The Competition Act, 2002 follows the philosophy of modern competition laws and aim at fostering competition and at protecting Indian markets against anti-competitive agreements, abuse of dominant position by enterprises and regulates combinations with a view to ensure that there is no adverse effect on competition in India.

What is Dominance?

The Competition Act, 2002 defines dominant position in terms of a position of strength enjoyed by an enterprise, in the relevant market in India, which enables to:

  • Operate independently of the competitive forces prevailing in the relevant market; or
  • affect its competitors or consumers or the relevant market in its favour.

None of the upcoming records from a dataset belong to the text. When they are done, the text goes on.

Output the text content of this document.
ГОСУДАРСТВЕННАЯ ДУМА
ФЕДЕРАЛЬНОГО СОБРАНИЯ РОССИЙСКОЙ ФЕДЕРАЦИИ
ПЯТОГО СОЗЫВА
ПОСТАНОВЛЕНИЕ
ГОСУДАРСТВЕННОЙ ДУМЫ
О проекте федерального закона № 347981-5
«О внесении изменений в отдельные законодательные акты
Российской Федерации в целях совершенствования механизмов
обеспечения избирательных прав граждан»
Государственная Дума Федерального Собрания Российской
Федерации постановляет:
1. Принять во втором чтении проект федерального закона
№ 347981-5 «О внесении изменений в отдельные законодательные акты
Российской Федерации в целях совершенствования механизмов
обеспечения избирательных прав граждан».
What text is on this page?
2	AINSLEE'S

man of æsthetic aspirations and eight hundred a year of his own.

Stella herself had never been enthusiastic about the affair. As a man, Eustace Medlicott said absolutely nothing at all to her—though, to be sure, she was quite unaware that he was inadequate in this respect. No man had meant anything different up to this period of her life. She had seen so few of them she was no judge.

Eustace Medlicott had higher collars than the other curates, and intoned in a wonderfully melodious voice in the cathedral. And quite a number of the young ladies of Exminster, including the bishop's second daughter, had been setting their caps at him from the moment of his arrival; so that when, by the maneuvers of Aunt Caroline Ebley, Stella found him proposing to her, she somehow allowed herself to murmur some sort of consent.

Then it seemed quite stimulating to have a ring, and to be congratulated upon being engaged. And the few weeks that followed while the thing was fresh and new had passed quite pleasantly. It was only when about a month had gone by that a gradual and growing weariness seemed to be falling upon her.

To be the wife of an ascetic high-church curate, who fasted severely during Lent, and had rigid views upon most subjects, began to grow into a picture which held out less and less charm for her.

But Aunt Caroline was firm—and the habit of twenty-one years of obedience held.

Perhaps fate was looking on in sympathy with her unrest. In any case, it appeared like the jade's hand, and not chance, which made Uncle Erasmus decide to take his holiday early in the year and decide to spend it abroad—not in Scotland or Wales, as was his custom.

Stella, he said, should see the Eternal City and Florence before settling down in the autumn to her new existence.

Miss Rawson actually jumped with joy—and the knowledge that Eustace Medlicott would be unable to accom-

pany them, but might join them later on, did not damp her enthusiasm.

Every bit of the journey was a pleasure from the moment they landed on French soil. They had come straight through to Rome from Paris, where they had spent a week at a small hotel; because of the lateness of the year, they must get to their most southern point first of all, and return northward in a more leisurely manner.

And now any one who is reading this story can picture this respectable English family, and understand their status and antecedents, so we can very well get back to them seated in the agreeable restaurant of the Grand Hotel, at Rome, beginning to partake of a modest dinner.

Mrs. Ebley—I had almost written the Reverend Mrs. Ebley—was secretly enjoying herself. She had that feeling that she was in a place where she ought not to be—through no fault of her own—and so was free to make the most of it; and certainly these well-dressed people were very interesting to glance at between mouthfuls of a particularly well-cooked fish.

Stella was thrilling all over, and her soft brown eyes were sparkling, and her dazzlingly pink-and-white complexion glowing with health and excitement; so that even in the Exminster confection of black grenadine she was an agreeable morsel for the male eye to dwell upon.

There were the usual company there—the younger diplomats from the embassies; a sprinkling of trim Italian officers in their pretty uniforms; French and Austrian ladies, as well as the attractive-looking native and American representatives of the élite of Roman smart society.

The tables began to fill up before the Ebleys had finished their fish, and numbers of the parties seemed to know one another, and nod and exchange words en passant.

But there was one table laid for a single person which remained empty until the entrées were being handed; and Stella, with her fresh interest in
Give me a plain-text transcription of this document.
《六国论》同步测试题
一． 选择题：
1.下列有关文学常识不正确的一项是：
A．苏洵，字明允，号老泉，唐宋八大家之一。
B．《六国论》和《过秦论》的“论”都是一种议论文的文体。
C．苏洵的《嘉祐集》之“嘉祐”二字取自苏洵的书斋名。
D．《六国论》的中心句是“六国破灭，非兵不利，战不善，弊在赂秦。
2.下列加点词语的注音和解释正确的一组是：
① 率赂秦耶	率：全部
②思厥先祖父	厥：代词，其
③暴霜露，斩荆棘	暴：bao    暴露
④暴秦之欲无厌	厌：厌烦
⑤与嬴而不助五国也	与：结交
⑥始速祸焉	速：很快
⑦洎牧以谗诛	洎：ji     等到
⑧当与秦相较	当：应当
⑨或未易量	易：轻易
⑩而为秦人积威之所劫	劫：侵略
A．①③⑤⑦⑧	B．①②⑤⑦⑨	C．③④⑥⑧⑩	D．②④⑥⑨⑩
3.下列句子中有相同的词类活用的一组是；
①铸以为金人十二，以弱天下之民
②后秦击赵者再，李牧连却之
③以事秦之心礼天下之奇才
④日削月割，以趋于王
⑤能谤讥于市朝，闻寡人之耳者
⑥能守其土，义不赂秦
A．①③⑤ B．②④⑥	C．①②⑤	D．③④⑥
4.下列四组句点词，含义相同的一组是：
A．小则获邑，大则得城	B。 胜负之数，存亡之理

It is the ability of the enterprise to behave/act independently of the market forces that determines its dominant position. In a recent case, Fast Track Call Pvt. Ltd. & Menu Travel Solutions Pvt. Ltd. v. ANI Technologies Pvt. Ltd., CCI elaborated the concept of dominant position and started dominant position as a economic strength enjoyed by the enterprise in the relevant market, which enables it to operate independently of competitive forces prevailing in the relevant market or affect its competition or consumer or the relevant market in its favour.

Relevant Market (Section-2(r))

Dominance has significance for competition only when the relevant market has been defined. The relevant market means “the market that may be determined by the commission with reference to the relevant product market or with reference to both the markets”. The act lays down several factors of which any one or all shall be taken into account by the commission while defining the relevant market.

In its order Maharashtra State Power Generation Ltd. v. Coal India Ltd. & Ors., the CCI noted that defining a global market as the relevant market was contrary to the express provisions of the Act. Since the Act indicated that a ‘dominant position’ is a position of strength enjoyed by an enterprise in the relevant market in India.

Factors to determine Dominant Position (Section-19(4))

Dominance has been traditionally defined in terms of market share of the enterprise or group of enterprise concerned. However, a number of other factors play a role in determining the influence of an enterprise or a group of enterprise in the market. these includes:

  • Market Share
  • The size and resources of the enterprise
  • Size and importance of the competitors
  • Economic power of the enterprise
  • Vertical integration
  • Dependence of consumers on the enterprise
  • Market structure and size of the market
  • Extent of entry and exit barriers in the market; countervailing buying power
  • Source of dominant position viz. whether obtained due to statute etc.
  • Social costs and obligations and contribution of enterprise enjoying dominant position to economic development.

The commission is also authorised to take into account any other factor which it may consider relevant for determination of dominance.

Abuse of Dominance

Dominance is not considered bad per se but its abuse is. Abuse is stated to occur when an enterprise or a group of enterprises uses its dominant position in the relevant market in an exclusionary or/and an exploitative manner. The Act gives an exhaustive list of practices that shall constitute abuse of dominant position and, therefore, are prohibited. Such practices shall constitute abuse only when adopted by an enterprise enjoying dominant position in the relevant market in India.
Abuse of dominance is judged in terms of the specified types of acts committed by a dominant enterprise. Such acts are prohibited under the law. Any abuse of the type specified in clauses (a) to (e) of sub section (2) of Section 4 by a dominant firm shall stand prohibited.

Section 4 (2) of the Act specifies the following practices by a dominant enterprises or group of enterprises as abuses:

  1. directly or indirectly imposing unfair or discriminatory condition in purchase or sale of goods or service;
  2. directly or indirectly imposing unfair or discriminatory price in purchase or sale (including predatory price) of goods or service;
  3. limiting or restricting production of goods or provision of services or market;
  4. limiting or restricting technical or scientific development relating to goods or services to the prejudice of consumers;
  5. denying market access in any manner;
  6. making conclusion of contracts subject to acceptance by other parties of supplementary obligations which, by their nature or according to commercial usage, have no connection with the subject of such contracts;
  7. using its dominant position in one relevant market to enter into, or protect, other relevant market.